Brewster, Fanny. (2013). Wheel of fire: The African American dreamer and cultural consciousness, in Jung Journal: Culture and Psyche 7:1 pp 70-87
Guthrie, R. 2004. Even the rat was white: A historical view of psychology. Boston: Pearson Education.
Maidenbaum, Aryeh, ed. 2002. In Jung and the shadow of anti-Semitism. Newbury, MA: Red Wheel Weiser.

Fanny Brewster, PhD., M.F.A.

Dr. Fanny Brewster is a Jungian analyst in private practice in New York City where she completed her analytical training. She is a lecturer and workshop presenter on Jungian related topics.
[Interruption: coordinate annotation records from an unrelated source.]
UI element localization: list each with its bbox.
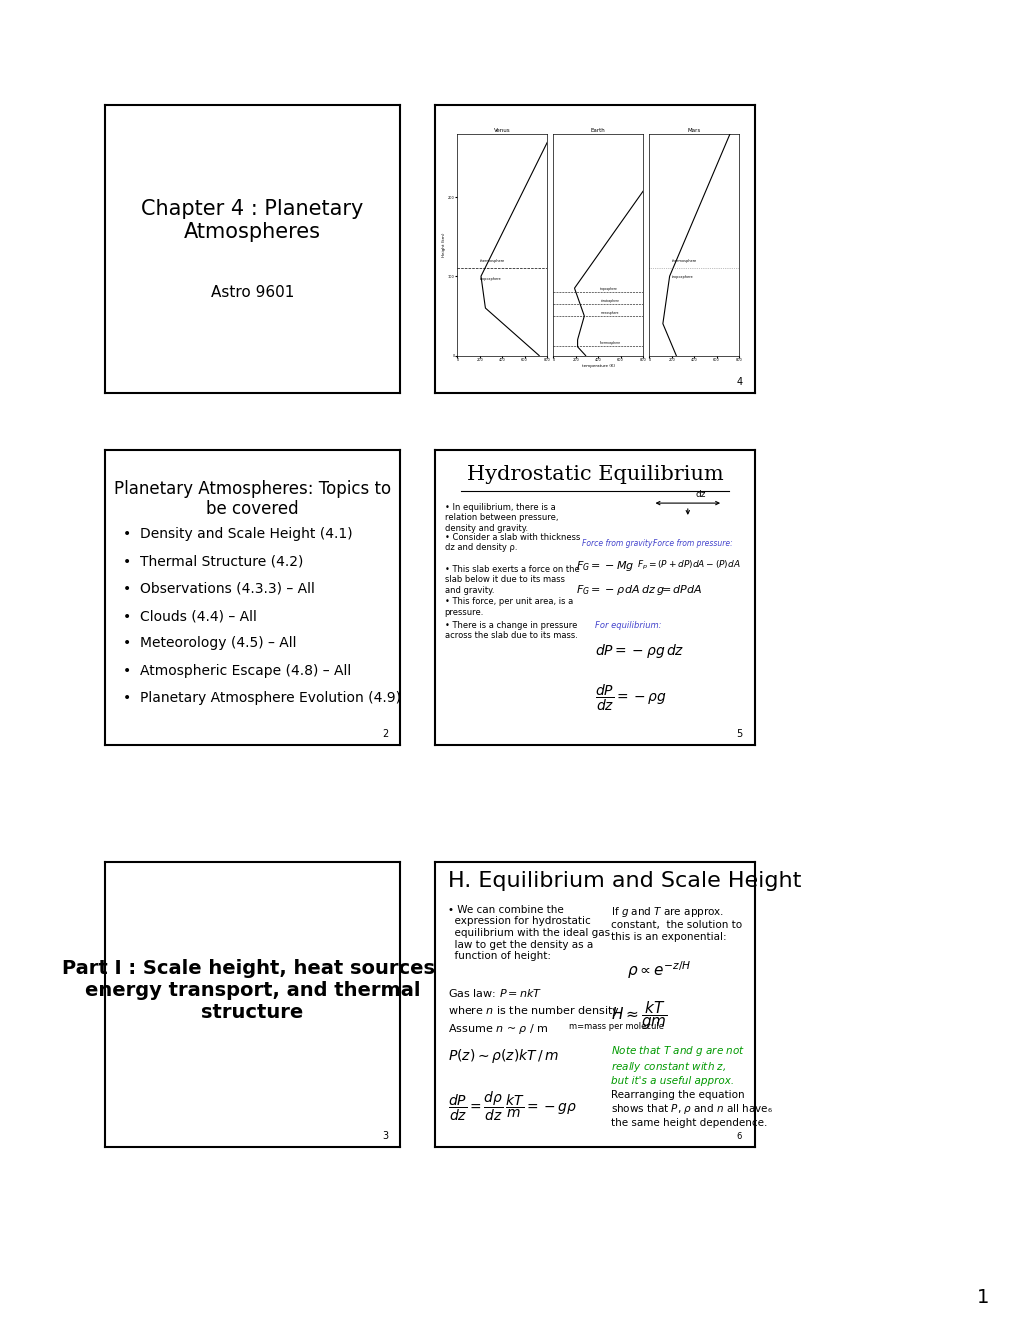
Text: • This slab exerts a force on the
slab below it due to its mass
and gravity.: • This slab exerts a force on the slab b… (444, 565, 579, 595)
Text: 4: 4 (736, 378, 742, 387)
Title: Earth: Earth (590, 128, 605, 133)
Text: 3: 3 (382, 1131, 388, 1142)
Text: where $n$ is the number density.: where $n$ is the number density. (447, 1005, 622, 1019)
Text: $H \approx \dfrac{kT}{gm}$: $H \approx \dfrac{kT}{gm}$ (610, 999, 667, 1031)
Text: troposphere: troposphere (600, 286, 618, 290)
Text: Astro 9601: Astro 9601 (211, 285, 293, 300)
Text: If $g$ and $T$ are approx.
constant,  the solution to
this is an exponential:: If $g$ and $T$ are approx. constant, the… (610, 904, 742, 942)
Text: 5: 5 (736, 729, 742, 739)
Text: $\dfrac{dP}{dz} = \dfrac{d\rho}{dz}\,\dfrac{kT}{m} = -g\rho$: $\dfrac{dP}{dz} = \dfrac{d\rho}{dz}\,\df… (447, 1090, 577, 1123)
Text: Part I : Scale height, heat sources,
energy transport, and thermal
structure: Part I : Scale height, heat sources, ene… (62, 958, 442, 1022)
Text: Planetary Atmospheres: Topics to
be covered: Planetary Atmospheres: Topics to be cove… (114, 479, 390, 519)
Text: $\rho \propto e^{-z/H}$: $\rho \propto e^{-z/H}$ (627, 958, 691, 981)
Text: thermosphere: thermosphere (479, 259, 504, 263)
Text: Chapter 4 : Planetary
Atmospheres: Chapter 4 : Planetary Atmospheres (142, 198, 364, 242)
Text: Force from gravity:: Force from gravity: (582, 539, 654, 548)
Text: •  Planetary Atmosphere Evolution (4.9): • Planetary Atmosphere Evolution (4.9) (122, 692, 400, 705)
Text: •  Atmospheric Escape (4.8) – All: • Atmospheric Escape (4.8) – All (122, 664, 351, 678)
Text: $P(z) \sim \rho(z)kT\,/\,m$: $P(z) \sim \rho(z)kT\,/\,m$ (447, 1047, 558, 1065)
Text: For equilibrium:: For equilibrium: (594, 622, 661, 630)
Text: 1: 1 (976, 1288, 988, 1307)
Text: $= dPdA$: $= dPdA$ (658, 582, 702, 595)
Text: • In equilibrium, there is a
relation between pressure,
density and gravity.: • In equilibrium, there is a relation be… (444, 503, 557, 533)
Text: dz: dz (695, 490, 705, 499)
Text: $F_p = (P+dP)dA-(P)dA$: $F_p = (P+dP)dA-(P)dA$ (636, 560, 740, 573)
Text: stratosphere: stratosphere (600, 298, 619, 302)
Text: •  Clouds (4.4) – All: • Clouds (4.4) – All (122, 609, 257, 623)
Text: Note that $T$ and $g$ are not
really constant with $z$,
but it's a useful approx: Note that $T$ and $g$ are not really con… (610, 1044, 745, 1086)
Text: $dP = -\rho g\, dz$: $dP = -\rho g\, dz$ (594, 642, 684, 660)
Text: Hydrostatic Equilibrium: Hydrostatic Equilibrium (466, 465, 722, 483)
Text: troposphere: troposphere (672, 275, 693, 279)
Text: H. Equilibrium and Scale Height: H. Equilibrium and Scale Height (447, 871, 800, 891)
Text: •  Thermal Structure (4.2): • Thermal Structure (4.2) (122, 554, 303, 568)
Text: Assume $n$ ~ $\rho$ / m: Assume $n$ ~ $\rho$ / m (447, 1022, 548, 1036)
Text: Rearranging the equation
shows that $P$, $\rho$ and $n$ all have₆
the same heigh: Rearranging the equation shows that $P$,… (610, 1090, 772, 1127)
Text: • There is a change in pressure
across the slab due to its mass.: • There is a change in pressure across t… (444, 622, 577, 640)
Title: Venus: Venus (493, 128, 511, 133)
Text: thermosphere: thermosphere (600, 341, 621, 345)
Y-axis label: Height (km): Height (km) (442, 232, 446, 257)
Text: thermosphere: thermosphere (672, 259, 696, 263)
Text: $F_G = -\rho\, dA\, dz\, g$: $F_G = -\rho\, dA\, dz\, g$ (576, 582, 664, 597)
Text: 2: 2 (381, 729, 388, 739)
Text: • This force, per unit area, is a
pressure.: • This force, per unit area, is a pressu… (444, 598, 573, 616)
Text: Gas law: $P = nkT$: Gas law: $P = nkT$ (447, 987, 542, 999)
X-axis label: temperature (K): temperature (K) (581, 364, 614, 368)
Text: troposphere: troposphere (479, 277, 501, 281)
Text: 6: 6 (736, 1133, 742, 1142)
Title: Mars: Mars (687, 128, 700, 133)
Text: •  Density and Scale Height (4.1): • Density and Scale Height (4.1) (122, 527, 352, 541)
Text: mesosphere: mesosphere (600, 310, 619, 314)
Text: m=mass per molecule: m=mass per molecule (569, 1022, 663, 1031)
Text: •  Observations (4.3.3) – All: • Observations (4.3.3) – All (122, 582, 314, 595)
Text: Force from pressure:: Force from pressure: (652, 539, 732, 548)
Text: $\dfrac{dP}{dz} = -\rho g$: $\dfrac{dP}{dz} = -\rho g$ (594, 682, 666, 713)
Text: • Consider a slab with thickness
dz and density ρ.: • Consider a slab with thickness dz and … (444, 532, 580, 552)
Text: •  Meteorology (4.5) – All: • Meteorology (4.5) – All (122, 636, 296, 651)
Text: • We can combine the
  expression for hydrostatic
  equilibrium with the ideal g: • We can combine the expression for hydr… (447, 904, 609, 961)
Text: $F_G = -Mg$: $F_G = -Mg$ (576, 560, 634, 573)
In December, she gave a workshop through the IAAP in Rome, Italy on the topic of “Black Lives Matter and Jungian Psychology”. Dr. Brewster is a writer of poetry and nonfiction. Her most recent poems have been published in Deep South Magazine and Evening Street Press. Poems are forthcoming in the Psychological Perspectives Journal where she will be the featured poet of that issue. Her nonfiction book African Americans and Jungian Psychology: Leaving the Shadows is forthcoming this year by Routledge Publishing.